Klarinet Archive - Posting 000002.txt from 2004/07

From: Joseph Wakeling <joseph.wakeling@-----.net>
Subj: Re: [kl] "Tunes create context like language"
Date: Thu, 1 Jul 2004 06:25:42 -0400

Ormondtoby Montoya wrote:

> In addition to instruments such as bagpipes and sitars, which have
> 'drone hardware', there are compositions for non-droning instruments
> wherein a certain note is repeated on a rhythmic basis and effectively
> serves a drone. If each repetition of the 'drone' was included in the
> tabulation of 'rank', what would happen to the math? I presume it
> would corrupt the 'straight line' aspect.

Remember that all Zanette's analysis gives is a statistical picture of
the occurrences of notes. It doesn't tell you anything about *what*
those notes are. In fact the idea of a "drone" fits pretty well with
the notion that the next note to appear will probably be one that has
already appeared numerous times before. So, I suspect you would get the
same fundamental statistical relationships appearing, although exponents
might differ (the latter being an interesting possibility to examine).

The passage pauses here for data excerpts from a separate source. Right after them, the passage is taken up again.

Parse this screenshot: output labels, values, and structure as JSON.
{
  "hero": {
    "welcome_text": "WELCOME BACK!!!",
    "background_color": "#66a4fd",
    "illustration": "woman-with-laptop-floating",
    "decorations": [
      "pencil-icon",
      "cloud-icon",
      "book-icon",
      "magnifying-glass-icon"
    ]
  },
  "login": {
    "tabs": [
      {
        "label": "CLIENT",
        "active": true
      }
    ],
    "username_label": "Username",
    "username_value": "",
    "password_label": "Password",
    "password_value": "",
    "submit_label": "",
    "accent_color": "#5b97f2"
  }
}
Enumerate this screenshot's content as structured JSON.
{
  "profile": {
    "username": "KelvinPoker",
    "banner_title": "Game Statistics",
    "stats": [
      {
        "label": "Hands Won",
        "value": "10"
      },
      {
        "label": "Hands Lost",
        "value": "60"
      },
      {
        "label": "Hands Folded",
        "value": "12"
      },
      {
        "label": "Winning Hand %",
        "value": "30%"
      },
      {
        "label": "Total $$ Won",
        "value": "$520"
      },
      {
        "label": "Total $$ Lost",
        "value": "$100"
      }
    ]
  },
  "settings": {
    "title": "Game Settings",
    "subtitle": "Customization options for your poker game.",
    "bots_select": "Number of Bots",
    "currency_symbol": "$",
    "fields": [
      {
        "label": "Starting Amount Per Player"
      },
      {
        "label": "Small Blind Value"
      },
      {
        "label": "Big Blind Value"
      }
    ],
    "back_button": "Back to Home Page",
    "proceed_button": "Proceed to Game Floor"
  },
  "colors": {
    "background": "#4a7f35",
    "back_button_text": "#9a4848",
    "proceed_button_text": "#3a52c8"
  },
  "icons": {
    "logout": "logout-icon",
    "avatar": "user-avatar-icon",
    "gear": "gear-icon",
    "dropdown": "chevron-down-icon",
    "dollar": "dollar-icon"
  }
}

>If a drone is considered as an individual note, it may corrupt the
>straight line aspect of Zipf's law; but if the drone is paired with each
>note of the melody, there will be many different intervals, and Zipf's
>law may still produce a straight line or perhaps even an unusually
>strong 'context'.
>

I don't think it will "corrupt" the statistics at all. For a melody
with drone accompaniment there is a one-to-one correspondence between
the intervals and the notes of the melody, so the statistics will be the
same as for the melody alone.

Of course, it should be relatively simple, given (say) a clever computer
programme, to generate patterns of notes which violate the statistics
observed. Various modern composers, such as Gordon Downie, already make
use of computer-generated material with the deliberate intention of
making different patterns to those found in earlier music. In a sense I
think that may be a lot of what Zanette was getting at in trying to draw
a distinction between tonal and atonal music.

Incidentally, Zipf's law doesn't "produce" anything. It's the name for
a particular mathematical relationship---not for a type of dynamics.